Hybrid Embryos and Dying Children

The BBC yesterday reported that the government is looking into calls to remove the ban on creating human-animal hybrid embryos using cells from dying children. As things stand the Human Fertilisation and Embryology (HFE) Bill being considered in parliament would forbid such research without the consent of the child. In a letter to health minister Lord Darzi, a group led by the Genetic Interest Group (GIG) has argued that the Bill as it stands “imposes a barrier to one of the most potent tools for research into the most severe childhood diseases.” Our understanding of diseases such as Tay Sachs and Spinal Muscular Atrophy stands to be greatly enhanced by the use of stem cells obtained from such hybrid embryos.

In this context we see two of powerful social fears combined: worries about research at the boundaries of human life – the creation of interspecies embryos – and worries about the protection of children, particularly in medical research. It is only after we separate out these two sets of considerations that we can clearly see that the situation should be rectified, that the HFE Bill should be amended to allow such research.

Consider the creation of interspecies embryos first. There was a good deal of discussion about this issue in the media late last year and earlier this month. On the 17th January, a vote in the House of Lords rejected an amendment to the HFE Bill that would have forbidden the creation of interspecies embryos. In a separate process, permission was granted to two centres in the UK to go ahead with this kind of research.

Arguably the outcry both recently and in the Human Fertility and Embryology Authority’s (HFEA) original public consultation was based on a misconception that the hybrid embryos would be developed to the point of resembling some sort of mixed creature. The role of the public in the formation of policy in these matters is very important but it should not hold sway in cases of misunderstanding and bias. In this case the public’s imagination has been captured by terms like ‘hybrid’ and ‘chimera’ that call to mind images of part man/part beasts like Centaurs or Minotaurs.

One kind of objection to this research is that it constitutes interfering with nature.  But simple claims about interfering with nature are vacuous. There are many instances of interventions that constitute so-called interference with nature — arguably all of medicine is exactly such interference. We would hardly think that caesarean sections should be forbidden on this ground. The difficulty lies in saying why any particular inference is ethically problematic. Whilst there are likely to be cases where such claims are justified (when properly explained and developed). This is not a case where a satisfactory defence can be made.

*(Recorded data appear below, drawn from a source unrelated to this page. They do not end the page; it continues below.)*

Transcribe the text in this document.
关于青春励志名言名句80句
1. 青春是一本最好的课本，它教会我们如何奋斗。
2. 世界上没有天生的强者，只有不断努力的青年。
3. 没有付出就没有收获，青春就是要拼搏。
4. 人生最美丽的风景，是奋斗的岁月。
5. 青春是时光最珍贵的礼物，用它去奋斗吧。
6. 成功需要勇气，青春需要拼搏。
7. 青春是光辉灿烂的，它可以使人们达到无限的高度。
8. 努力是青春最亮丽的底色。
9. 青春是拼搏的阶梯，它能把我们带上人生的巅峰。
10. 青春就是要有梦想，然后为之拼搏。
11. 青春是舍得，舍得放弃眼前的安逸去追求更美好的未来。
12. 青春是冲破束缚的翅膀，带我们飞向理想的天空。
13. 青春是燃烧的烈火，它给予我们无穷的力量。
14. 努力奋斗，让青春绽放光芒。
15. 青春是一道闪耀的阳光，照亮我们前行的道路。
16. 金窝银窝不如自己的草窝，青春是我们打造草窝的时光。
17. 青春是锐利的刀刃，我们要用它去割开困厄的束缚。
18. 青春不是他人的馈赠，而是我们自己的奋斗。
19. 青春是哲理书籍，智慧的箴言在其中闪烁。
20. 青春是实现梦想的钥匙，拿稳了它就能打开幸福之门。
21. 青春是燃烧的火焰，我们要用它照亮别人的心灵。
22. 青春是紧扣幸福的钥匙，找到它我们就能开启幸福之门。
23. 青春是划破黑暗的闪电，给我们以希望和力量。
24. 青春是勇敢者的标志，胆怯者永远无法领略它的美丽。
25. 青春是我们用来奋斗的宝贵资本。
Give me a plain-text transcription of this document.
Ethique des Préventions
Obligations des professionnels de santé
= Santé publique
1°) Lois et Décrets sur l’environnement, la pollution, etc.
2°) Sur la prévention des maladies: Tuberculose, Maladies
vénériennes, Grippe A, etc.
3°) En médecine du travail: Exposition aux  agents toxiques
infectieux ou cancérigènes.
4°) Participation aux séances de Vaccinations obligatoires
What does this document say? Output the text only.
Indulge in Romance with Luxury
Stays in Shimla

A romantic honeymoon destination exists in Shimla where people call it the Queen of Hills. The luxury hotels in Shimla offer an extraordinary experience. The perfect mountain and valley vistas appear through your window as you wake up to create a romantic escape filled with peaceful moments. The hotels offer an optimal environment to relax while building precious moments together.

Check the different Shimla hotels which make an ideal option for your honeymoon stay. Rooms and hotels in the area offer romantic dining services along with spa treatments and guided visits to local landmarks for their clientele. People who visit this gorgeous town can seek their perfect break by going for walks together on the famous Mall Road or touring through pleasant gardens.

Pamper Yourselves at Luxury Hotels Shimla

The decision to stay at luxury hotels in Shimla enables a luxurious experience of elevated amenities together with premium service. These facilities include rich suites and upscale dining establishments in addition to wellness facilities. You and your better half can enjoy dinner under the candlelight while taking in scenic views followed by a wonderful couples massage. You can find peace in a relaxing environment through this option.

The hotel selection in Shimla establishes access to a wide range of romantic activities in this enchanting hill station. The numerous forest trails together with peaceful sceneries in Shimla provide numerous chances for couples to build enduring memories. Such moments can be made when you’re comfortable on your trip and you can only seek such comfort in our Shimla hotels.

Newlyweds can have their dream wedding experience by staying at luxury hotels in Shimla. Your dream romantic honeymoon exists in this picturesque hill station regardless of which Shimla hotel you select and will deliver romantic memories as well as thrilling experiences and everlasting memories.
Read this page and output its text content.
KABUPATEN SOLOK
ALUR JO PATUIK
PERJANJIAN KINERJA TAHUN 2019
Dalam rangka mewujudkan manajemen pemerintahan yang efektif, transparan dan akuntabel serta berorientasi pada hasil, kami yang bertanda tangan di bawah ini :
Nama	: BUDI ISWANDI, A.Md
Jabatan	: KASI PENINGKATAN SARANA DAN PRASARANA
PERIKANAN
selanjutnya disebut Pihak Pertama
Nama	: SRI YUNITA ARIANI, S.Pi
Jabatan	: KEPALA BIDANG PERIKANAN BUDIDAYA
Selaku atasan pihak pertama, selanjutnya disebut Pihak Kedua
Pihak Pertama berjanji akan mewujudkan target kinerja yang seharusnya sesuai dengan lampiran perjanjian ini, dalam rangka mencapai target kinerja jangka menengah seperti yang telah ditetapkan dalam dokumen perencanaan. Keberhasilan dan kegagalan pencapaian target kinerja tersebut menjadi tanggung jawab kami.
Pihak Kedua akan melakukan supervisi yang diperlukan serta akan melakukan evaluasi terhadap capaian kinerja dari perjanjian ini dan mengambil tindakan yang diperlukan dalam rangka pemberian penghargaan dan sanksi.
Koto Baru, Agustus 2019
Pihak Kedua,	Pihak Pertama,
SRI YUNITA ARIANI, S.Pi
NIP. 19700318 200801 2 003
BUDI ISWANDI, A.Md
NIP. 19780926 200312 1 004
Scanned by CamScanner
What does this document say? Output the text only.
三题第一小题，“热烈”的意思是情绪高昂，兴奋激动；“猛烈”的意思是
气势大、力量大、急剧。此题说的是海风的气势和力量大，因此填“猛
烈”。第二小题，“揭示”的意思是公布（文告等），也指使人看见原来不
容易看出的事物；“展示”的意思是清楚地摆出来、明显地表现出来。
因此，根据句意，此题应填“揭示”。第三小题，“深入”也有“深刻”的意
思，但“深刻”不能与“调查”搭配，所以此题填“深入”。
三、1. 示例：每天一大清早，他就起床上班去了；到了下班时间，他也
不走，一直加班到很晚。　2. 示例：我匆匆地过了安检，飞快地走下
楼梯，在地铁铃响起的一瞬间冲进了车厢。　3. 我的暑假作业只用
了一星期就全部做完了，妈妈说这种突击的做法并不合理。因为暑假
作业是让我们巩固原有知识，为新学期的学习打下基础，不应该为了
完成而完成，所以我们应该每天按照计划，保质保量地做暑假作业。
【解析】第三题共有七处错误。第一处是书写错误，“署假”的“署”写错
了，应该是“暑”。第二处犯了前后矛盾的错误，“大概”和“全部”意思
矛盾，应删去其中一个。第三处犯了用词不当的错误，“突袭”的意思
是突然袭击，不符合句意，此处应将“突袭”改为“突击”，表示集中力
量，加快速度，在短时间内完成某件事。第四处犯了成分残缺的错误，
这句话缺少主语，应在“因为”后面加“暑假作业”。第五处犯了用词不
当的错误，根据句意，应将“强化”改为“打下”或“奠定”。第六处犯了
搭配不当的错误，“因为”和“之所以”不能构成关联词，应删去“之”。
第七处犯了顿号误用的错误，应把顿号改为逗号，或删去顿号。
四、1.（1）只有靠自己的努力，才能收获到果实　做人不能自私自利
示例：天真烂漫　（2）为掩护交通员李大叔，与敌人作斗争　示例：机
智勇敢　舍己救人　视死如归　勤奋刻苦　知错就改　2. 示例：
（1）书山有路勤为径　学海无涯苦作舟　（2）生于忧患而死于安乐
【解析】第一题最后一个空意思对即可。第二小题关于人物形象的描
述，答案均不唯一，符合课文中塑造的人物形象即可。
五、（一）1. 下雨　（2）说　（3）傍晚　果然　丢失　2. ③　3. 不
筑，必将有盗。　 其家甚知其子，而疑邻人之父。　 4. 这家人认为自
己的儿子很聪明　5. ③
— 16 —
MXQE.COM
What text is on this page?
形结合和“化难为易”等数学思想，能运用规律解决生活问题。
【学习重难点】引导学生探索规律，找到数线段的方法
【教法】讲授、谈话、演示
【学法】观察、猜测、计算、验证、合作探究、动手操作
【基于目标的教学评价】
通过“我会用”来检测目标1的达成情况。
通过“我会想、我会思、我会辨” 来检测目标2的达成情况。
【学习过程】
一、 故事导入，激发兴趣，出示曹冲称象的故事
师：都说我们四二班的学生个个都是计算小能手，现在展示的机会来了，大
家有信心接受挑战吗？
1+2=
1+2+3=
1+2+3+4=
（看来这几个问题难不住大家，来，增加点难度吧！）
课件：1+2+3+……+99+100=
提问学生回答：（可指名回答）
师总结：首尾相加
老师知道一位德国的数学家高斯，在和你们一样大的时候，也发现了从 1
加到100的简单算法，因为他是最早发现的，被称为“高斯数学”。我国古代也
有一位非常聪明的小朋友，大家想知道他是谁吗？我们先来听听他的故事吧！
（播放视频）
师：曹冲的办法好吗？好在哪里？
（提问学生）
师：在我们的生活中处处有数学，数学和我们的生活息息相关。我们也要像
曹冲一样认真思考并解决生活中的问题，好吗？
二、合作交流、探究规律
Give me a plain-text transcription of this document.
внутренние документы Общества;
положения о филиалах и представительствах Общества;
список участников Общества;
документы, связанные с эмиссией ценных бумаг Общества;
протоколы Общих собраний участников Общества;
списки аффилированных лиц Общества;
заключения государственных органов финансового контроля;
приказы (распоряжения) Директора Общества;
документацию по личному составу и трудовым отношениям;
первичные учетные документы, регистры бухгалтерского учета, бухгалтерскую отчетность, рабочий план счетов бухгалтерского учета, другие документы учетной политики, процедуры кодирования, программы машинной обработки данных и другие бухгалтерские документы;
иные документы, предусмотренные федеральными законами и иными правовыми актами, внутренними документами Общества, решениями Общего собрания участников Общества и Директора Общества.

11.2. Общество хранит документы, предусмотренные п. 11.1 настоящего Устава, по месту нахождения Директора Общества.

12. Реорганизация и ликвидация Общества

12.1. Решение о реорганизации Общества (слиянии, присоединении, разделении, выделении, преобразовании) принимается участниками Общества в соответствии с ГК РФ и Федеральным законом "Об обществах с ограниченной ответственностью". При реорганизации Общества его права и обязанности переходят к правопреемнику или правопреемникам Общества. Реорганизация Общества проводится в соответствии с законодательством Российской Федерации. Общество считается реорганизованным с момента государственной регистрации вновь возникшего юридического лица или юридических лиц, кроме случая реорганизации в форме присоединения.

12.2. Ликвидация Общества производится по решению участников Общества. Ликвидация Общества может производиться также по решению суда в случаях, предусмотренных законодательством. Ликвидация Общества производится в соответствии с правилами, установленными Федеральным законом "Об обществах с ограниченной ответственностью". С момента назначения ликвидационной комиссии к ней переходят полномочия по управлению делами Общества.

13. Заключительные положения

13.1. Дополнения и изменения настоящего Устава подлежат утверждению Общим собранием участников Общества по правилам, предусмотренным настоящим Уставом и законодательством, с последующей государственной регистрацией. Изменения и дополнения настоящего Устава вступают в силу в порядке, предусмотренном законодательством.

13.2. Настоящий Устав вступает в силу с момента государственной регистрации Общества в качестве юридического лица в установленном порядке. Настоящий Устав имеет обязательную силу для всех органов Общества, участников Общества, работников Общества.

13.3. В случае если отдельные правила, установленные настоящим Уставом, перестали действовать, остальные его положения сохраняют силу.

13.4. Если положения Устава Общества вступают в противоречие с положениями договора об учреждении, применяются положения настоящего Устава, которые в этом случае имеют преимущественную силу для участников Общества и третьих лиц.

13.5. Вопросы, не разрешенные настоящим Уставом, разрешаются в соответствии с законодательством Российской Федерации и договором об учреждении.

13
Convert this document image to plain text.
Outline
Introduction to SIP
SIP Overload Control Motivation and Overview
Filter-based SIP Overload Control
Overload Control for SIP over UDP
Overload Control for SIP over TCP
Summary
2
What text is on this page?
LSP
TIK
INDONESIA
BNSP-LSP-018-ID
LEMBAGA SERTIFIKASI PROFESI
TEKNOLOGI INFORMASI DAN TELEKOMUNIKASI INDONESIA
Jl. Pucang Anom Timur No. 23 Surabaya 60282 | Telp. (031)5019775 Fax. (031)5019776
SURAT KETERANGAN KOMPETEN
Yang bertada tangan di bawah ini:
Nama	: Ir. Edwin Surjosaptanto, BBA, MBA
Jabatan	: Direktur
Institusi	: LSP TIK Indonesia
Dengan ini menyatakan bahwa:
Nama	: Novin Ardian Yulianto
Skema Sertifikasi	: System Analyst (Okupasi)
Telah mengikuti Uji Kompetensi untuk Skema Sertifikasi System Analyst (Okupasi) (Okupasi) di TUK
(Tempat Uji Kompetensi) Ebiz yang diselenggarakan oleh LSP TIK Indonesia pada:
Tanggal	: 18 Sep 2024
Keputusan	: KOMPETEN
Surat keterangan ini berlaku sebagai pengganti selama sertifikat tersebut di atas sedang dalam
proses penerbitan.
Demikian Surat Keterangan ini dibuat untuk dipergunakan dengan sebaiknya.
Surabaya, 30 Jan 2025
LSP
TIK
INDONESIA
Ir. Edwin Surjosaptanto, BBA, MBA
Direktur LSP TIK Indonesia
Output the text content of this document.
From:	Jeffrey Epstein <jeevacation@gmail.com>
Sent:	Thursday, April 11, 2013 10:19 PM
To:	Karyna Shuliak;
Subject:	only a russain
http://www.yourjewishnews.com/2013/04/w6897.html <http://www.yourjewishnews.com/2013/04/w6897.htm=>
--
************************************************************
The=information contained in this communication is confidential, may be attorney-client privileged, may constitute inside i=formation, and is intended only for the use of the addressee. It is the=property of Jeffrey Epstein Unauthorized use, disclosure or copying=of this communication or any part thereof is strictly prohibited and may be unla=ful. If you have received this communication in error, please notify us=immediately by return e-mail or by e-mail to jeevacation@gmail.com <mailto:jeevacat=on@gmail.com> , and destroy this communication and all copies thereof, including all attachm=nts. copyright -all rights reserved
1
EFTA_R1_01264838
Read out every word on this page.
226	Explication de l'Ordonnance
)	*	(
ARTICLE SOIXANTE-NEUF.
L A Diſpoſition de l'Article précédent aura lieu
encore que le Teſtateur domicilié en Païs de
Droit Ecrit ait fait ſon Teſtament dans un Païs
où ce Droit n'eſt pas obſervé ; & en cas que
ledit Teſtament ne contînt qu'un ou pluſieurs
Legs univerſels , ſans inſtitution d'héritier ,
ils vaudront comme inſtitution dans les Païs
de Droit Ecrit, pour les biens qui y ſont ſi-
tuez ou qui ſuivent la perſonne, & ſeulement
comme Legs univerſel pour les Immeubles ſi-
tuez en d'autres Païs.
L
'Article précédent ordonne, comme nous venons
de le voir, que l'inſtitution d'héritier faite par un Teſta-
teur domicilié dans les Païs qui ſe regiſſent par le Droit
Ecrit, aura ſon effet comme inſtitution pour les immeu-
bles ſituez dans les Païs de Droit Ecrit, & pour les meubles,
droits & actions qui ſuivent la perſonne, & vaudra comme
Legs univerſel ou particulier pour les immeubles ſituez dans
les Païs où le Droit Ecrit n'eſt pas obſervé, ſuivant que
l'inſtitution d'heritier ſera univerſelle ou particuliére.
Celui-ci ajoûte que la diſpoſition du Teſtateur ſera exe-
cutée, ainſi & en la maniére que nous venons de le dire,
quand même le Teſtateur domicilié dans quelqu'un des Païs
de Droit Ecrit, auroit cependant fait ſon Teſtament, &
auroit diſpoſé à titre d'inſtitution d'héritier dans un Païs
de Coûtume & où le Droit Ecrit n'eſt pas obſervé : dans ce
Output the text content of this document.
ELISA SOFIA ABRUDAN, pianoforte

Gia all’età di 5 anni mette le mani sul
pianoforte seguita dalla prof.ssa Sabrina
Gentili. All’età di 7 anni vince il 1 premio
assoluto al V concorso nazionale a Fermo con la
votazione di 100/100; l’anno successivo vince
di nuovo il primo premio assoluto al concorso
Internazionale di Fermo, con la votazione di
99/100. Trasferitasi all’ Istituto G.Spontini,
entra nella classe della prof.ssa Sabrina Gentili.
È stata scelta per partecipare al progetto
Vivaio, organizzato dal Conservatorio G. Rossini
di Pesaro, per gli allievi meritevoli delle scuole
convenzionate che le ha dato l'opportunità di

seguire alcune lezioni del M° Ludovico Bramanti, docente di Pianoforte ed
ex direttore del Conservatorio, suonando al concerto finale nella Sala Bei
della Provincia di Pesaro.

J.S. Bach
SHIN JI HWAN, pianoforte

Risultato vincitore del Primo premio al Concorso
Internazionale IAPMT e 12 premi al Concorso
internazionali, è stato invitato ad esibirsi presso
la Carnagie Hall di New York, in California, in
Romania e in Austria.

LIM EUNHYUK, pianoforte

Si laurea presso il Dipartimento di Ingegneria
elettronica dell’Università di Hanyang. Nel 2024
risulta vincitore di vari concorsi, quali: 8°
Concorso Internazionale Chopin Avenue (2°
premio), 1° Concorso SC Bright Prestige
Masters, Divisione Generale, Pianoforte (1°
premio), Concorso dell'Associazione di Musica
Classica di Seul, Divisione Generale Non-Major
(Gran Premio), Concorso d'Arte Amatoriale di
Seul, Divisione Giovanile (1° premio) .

A second objection to this research involves claims about a slippery slope. Critics might suggest that once we start creating these embryos we will be led inexorably to endorse the creation of hybrid monstrosities of the kind depicted in the myths and legends of the ancient world. This objection misses the point and the importance of public consultation, open discussion and the final regulatory authority of bodies like the HFEA. All of these are tools that prevent any sort of slope being in place. There are clear moral distinctions to be drawn between the research proposed and the supposed terrors at the bottom of the slope.

One final concern that people might have about this kind of research involves the use of drugs etc that are the produced as a result of these hybrid embryos. The worry is that drugs developed using stem cells produced from hybrid embryos will retain animal genetic material which will then be introduced into a human system with unknown long term effects. This however is highly unlikely. Whatever products result from this research will be chemically reproduced in a pharmaceutical laboratory rather than derived from the original stem cells.

With the overwhelming rejection of the amendment to ban the creation of interspecies embryos and the granting of a license to conduct this research in Newcastle and London, this debate has been settled for the time being.

The second major social fear involved in this case is the involvement of children. The important question here, given the state of the discussion about hybrid embryo research, is whether this research poses any particular threat to children. It does not. This research should be thought of as of a piece with other medical research involving children.

On the 10th December 2007 an amendment to the HFE Bill was withdrawn after debate in the House of Lords. This amendment would have brought the new Bill in line with other significant legislation covering research on human subjects. In particular, The Medicines for Human Use (Clinical Trials) Regulations 2004 (see Schedule 1, part 4)* has very similar stipulations for the regulation of clinical trials involving children as the amendment withdrawn from the House of Lords. Both require that research may proceed provided that (i) the child is unable to give consent, (ii) the child’s legal representative does give consent, (iii) the child has not indicated any objection to participation and (iv) the research is unable to be carried out involving subjects who can consent.

The Guidelines for the Ethical Conduct of Medical Research involving Children produced by the Royal College of Paediatrics and Child Health and endorsed by the GMC give a similarly prominent role to each of these four elements.

Current thinking on the involvement of children in research is that consent is not required but that certain alternative processes (like those just described) should be in place. If a child is permitted to take part in clinical trials and other medical experimentation under these conditions, they should similarly be permitted to take part in research involving human-animal hybrid embryos.

* These regulations are the UK implementation of the EU Clinical Trials Directive.